I have not been around as I have been in a funk, I don't know why, I have not really bounced back from when h left again, I can't even say it comes in waves, its just there as a constant way of feeling, so very tired and emotional.

I try very hard to get out there and GAL, I am social, I am moving forwards at work, even got a pay rise, I am even coming up with future ideas, yet this low mood and emotional turmoil does not want to leave me. I have grown weary of this whole situation.

I continue to hang out with guy friend occasionally; we are firmly in the friend zone and I feel more comfortable in his company now that has been established.

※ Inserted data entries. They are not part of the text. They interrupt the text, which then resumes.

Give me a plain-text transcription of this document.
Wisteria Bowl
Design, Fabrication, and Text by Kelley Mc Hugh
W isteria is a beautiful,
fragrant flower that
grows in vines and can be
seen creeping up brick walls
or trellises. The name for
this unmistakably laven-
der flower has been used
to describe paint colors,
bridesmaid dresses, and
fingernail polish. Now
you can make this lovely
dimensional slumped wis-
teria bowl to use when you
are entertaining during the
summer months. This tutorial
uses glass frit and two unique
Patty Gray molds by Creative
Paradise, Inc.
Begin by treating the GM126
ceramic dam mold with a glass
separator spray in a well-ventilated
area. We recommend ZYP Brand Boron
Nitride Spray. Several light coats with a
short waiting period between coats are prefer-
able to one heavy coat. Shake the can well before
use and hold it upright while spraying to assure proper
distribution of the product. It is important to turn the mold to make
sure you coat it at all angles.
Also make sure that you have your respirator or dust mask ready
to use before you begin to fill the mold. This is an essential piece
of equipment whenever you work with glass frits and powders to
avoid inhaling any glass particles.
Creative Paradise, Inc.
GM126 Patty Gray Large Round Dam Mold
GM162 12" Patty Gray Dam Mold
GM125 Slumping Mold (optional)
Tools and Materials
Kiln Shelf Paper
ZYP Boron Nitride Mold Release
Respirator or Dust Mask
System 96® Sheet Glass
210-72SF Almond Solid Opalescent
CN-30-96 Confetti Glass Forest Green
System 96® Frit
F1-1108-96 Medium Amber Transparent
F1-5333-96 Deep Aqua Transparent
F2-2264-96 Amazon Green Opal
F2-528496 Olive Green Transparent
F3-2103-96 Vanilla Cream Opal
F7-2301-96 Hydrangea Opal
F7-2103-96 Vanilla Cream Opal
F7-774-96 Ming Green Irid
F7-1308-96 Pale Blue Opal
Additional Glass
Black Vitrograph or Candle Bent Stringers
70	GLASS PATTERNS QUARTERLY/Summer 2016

We push each other to go places and do things, so for now we are doing each other some good.

Work is going well, a little too well, I have once again shown my abilities and have created a bit of a monster for myself, I still have a lot to learn but I get to be creative and play with the ideas I have to for the most part I am enjoying the job.

I have not heard from h,very quiet on that front, been 3 yrs since BD, 6 months since the second time. I now dread the day I do get something from him as all he has left to throw at me is D, I know its the natural progression, but while I am still struggling it will be another twist of the knife that will cause me more sadness.

Life with s20 is a challenge, his loss of licence means that I have had to step up and do the work runs, unfortunately he does not work the same hours as me so its been a little challenging both for time and my nerves!! I have taken the house back on as s20 and g/friend can no longer afford to pay all the rent and bills, so now we have swapped roles again and I have given him a year to pay me back what he owes me.

S23 is doing really well and is happy which is a blessing. He told me the other day that he is worried about me and wishes would move to where he is,which was really sweet of him. But he knows s20 needs the support right now and is not handling what his dad has done very well. S23 told me his dad life is @#$%ed up and he cant see that ever changing. Both boys have said that dad is their dad and that's it, they have zero respect for him, just use him when they want something - so sad that they treat him that way, but he bought this on himself.

So for now it just one day at a time, keep breathing and being thankful for bedtime.

Well must away, I am going to drive a bit of the Thermal Highway tomorrow, so I have to get up early. I hope everyone is doing ok and I will try to catch up with you all very soon - I dont feel I have much to offer you right now so don't comment much anymore, but please know each and every one of you are in my thoughts.